Before, natural rights were not always thought of as applying to everyone. The provisions of the Magna Carta, for instance, were primarily put in place to protect property owners. The scope of what we may now call international human rights law was limited to texts like the Geneva Convention, which regulated fair behaviour and treatment during wartime. In 1948, however, the United Nations adopted the Universal Declaration of Human Rights (UNDHR), which formed the basis for the body of customary international human rights law. Importantly, the Declaration lays out the definition of the term “human rights” in the United Nations Charter, which is binding on signatories and thus gives member states a protective obligation to respect human rights.


But what are human rights, exactly? The UNDHR provides a useful summation, with 30 articles under the Declaration. Autonomy and protection from harm are significant. For instance, Article 3 protects “the right to life, liberty, and security of person”, while Article 5 proclaims “[n]o one shall be subjected to torture or to cruel, inhuman or degrading treatment or punishment”. Social rights, such as free speech and thought, are protected by articles 18 and 19, while articles 25 and 26 maintain that institutions like housing and elementary education should be universally accessible. Most importantly, Articles 1 and 2 protect the universality of the human rights framework, on the grounds that “[a]ll human beings are born free and equal in dignity and rights”. While the UNDHR is by no means the only legitimate summation or definition of human rights, the widespread adoption of the UN Charter, and the influence of UNDHR rights in customary international law, means that it provides a very useful starting point.


How does the Law work to Protect Human Rights?


The UNDHR is not the only international instrument that defines human rights, nor the only one with enforcement and accountability mechanisms.

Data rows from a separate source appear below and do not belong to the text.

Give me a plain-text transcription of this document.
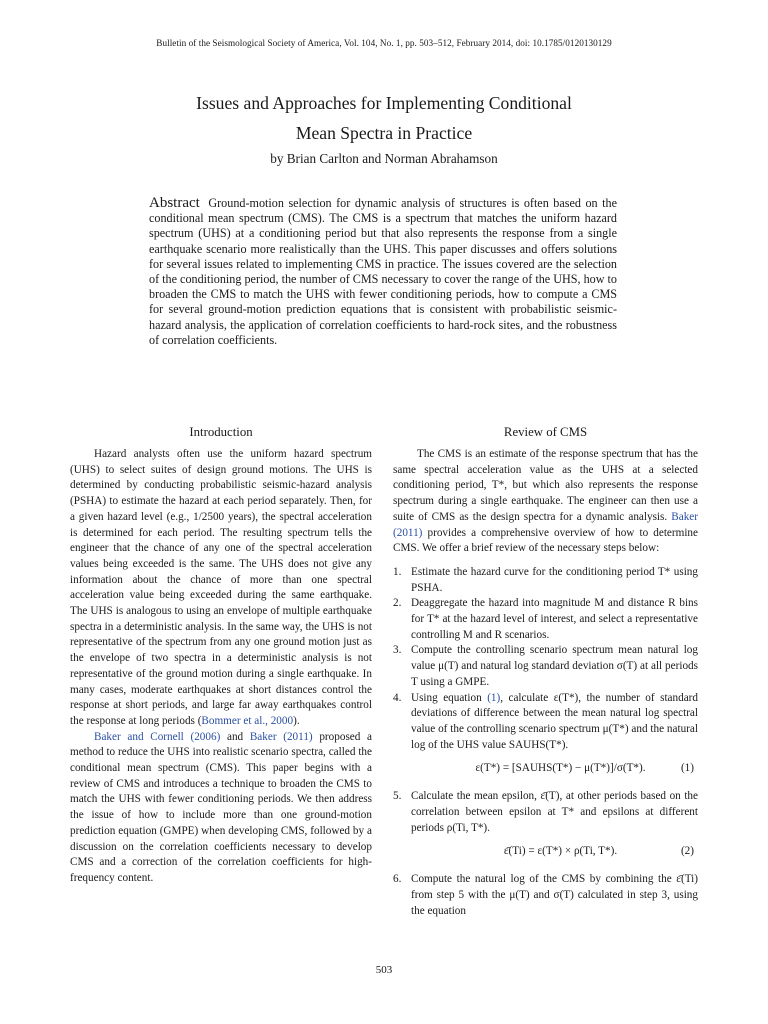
Bulletin of the Seismological Society of America, Vol. 104, No. 1, pp. 503–512, February 2014, doi: 10.1785/0120130129
Issues and Approaches for Implementing Conditional
Mean Spectra in Practice
by Brian Carlton and Norman Abrahamson
Abstract Ground-motion selection for dynamic analysis of structures is often based on the conditional mean spectrum (CMS). The CMS is a spectrum that matches the uniform hazard spectrum (UHS) at a conditioning period but that also represents the response from a single earthquake scenario more realistically than the UHS. This paper discusses and offers solutions for several issues related to implementing CMS in practice. The issues covered are the selection of the conditioning period, the number of CMS necessary to cover the range of the UHS, how to broaden the CMS to match the UHS with fewer conditioning periods, how to compute a CMS for several ground-motion prediction equations that is consistent with probabilistic seismic-hazard analysis, the application of correlation coefficients to hard-rock sites, and the robustness of correlation coefficients.
Introduction

Hazard analysts often use the uniform hazard spectrum (UHS) to select suites of design ground motions. The UHS is determined by conducting probabilistic seismic-hazard analysis (PSHA) to estimate the hazard at each period separately. Then, for a given hazard level (e.g., 1/2500 years), the spectral acceleration is determined for each period. The resulting spectrum tells the engineer that the chance of any one of the spectral acceleration values being exceeded is the same. The UHS does not give any information about the chance of more than one spectral acceleration value being exceeded during the same earthquake. The UHS is analogous to using an envelope of multiple earthquake spectra in a deterministic analysis. In the same way, the UHS is not representative of the spectrum from any one ground motion just as the envelope of two spectra in a deterministic analysis is not representative of the ground motion during a single earthquake. In many cases, moderate earthquakes at short distances control the response at short periods, and large far away earthquakes control the response at long periods (Bommer et al., 2000).

Baker and Cornell (2006) and Baker (2011) proposed a method to reduce the UHS into realistic scenario spectra, called the conditional mean spectrum (CMS). This paper begins with a review of CMS and introduces a technique to broaden the CMS to match the UHS with fewer conditioning periods. We then address the issue of how to include more than one ground-motion prediction equation (GMPE) when developing CMS, followed by a discussion on the correlation coefficients necessary to develop CMS and a correction of the correlation coefficients for high-frequency content.

Review of CMS

The CMS is an estimate of the response spectrum that has the same spectral acceleration value as the UHS at a selected conditioning period, T*, but which also represents the response spectrum during a single earthquake. The engineer can then use a suite of CMS as the design spectra for a dynamic analysis. Baker (2011) provides a comprehensive overview of how to determine CMS. We offer a brief review of the necessary steps below:

1. Estimate the hazard curve for the conditioning period T* using PSHA.
2. Deaggregate the hazard into magnitude M and distance R bins for T* at the hazard level of interest, and select a representative controlling M and R scenarios.
3. Compute the controlling scenario spectrum mean natural log value μ(T) and natural log standard deviation σ(T) at all periods T using a GMPE.
4. Using equation (1), calculate ε(T*), the number of standard deviations of difference between the mean natural log spectral value of the controlling scenario spectrum μ(T*) and the natural log of the UHS value SAUHS(T*).
ε(T*) = [SAUHS(T*) − μ(T*)]/σ(T*).	(1)
5. Calculate the mean epsilon, ε̄(T), at other periods based on the correlation between epsilon at T* and epsilons at different periods ρ(Ti, T*).
ε̄(Ti) = ε(T*) × ρ(Ti, T*).	(2)
6. Compute the natural log of the CMS by combining the ε̄(Ti) from step 5 with the μ(T) and σ(T) calculated in step 3, using the equation
503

In the UK, as well as all other states within the Council of Europe, legal protection for human rights is provided through the European Convention on Human Rights. The ECHR, also drawn up in the aftermath of the war, was heavily influenced by the UNDHR, incorporating 18 articles. The ECHR establishes a legally binding regime that member states are compelled to incorporate into domestic law. In the UK, this is done through the Human Rights Act 1998, which allows ECHR violations to be contested by an international panel at the Strasbourg European Court of Human Rights.


While domestic courts in the UK are compelled to give effect to ECHR rights via the Human Rights Act where possible and compatible, violations may be brought up to the Strasbourg court for adjudication. Human rights lawyers work across a variety of practice areas in the UK - from immigration to housing policy - and generally act under the purview of the HRA 1998 to ensure human rights compatibility in the courts.

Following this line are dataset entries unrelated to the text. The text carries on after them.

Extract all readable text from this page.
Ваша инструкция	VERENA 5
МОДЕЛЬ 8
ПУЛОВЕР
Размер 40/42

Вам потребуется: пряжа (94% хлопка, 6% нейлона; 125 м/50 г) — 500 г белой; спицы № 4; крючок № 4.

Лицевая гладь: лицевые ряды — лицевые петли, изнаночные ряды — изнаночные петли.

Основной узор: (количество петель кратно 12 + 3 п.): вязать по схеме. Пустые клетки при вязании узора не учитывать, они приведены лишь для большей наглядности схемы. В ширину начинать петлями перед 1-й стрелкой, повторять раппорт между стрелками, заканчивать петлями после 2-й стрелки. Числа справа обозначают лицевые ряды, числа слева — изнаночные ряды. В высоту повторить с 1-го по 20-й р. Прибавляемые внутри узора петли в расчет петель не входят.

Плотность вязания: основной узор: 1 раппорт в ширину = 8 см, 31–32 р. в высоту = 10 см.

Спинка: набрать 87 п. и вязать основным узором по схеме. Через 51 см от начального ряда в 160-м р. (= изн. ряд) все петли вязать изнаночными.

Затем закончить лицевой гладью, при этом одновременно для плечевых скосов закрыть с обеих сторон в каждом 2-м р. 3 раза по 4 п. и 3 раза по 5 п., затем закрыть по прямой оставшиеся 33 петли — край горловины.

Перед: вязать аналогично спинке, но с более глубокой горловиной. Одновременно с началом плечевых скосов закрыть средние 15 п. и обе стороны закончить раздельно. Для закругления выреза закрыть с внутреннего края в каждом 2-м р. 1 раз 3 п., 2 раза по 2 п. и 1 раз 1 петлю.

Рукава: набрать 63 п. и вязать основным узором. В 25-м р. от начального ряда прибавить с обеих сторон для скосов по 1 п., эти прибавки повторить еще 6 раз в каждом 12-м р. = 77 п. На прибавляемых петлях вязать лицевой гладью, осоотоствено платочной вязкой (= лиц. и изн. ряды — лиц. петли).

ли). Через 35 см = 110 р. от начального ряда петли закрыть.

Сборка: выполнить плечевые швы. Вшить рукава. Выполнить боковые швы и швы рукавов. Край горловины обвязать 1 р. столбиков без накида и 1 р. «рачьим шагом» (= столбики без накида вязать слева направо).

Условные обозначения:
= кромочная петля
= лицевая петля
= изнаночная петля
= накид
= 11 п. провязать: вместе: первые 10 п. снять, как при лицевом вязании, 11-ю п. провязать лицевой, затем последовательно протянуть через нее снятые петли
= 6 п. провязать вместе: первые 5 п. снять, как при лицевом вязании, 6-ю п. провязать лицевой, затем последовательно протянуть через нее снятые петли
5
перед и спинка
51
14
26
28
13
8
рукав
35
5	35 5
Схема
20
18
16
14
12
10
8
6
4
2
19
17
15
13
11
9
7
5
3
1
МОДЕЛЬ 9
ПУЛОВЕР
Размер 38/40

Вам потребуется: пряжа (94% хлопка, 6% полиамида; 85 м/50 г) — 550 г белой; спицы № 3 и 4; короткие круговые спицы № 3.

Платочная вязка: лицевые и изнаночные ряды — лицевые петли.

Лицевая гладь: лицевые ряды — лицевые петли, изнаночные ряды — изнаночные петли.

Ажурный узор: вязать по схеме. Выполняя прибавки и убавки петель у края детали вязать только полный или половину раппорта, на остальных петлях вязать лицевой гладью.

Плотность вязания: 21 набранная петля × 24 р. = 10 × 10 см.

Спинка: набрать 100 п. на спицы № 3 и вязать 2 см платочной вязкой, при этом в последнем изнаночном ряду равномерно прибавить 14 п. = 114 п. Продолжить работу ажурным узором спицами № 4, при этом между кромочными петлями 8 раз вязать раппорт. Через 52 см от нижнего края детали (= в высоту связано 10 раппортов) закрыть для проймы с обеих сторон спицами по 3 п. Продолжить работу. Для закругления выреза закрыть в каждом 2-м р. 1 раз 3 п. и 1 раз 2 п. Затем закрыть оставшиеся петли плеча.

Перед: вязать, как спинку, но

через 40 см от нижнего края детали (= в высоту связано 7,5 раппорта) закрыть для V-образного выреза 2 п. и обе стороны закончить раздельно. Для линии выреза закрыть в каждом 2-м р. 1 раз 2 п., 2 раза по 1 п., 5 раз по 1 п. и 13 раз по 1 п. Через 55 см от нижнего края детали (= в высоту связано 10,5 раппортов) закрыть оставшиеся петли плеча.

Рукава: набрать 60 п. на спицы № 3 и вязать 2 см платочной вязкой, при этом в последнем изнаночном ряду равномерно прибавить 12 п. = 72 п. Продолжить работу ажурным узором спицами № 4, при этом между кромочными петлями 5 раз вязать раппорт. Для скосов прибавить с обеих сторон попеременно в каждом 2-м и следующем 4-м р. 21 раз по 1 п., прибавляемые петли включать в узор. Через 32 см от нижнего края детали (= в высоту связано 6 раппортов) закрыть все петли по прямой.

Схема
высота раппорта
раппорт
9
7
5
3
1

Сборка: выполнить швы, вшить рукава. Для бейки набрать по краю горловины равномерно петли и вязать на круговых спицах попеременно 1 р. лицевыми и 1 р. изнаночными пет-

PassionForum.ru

Human rights law internationally can be thought of as a ‘patchwork’ of rights established by conventions in different countries (for instance, the ECHR), international institutions like the International Criminal Court, customary declarations like the UNDHR, and domestic law in other jurisdictions. International human rights lawyers act within domestic and international legal frameworks to prosecute human rights violations - either as part of international institutions, or non-governmental organisations like Amnesty International. There are a wide and diverse array of practice areas that human rights lawyers can work in outside of their home jurisdictions, with a large number of opportunities available with institutions at home and abroad.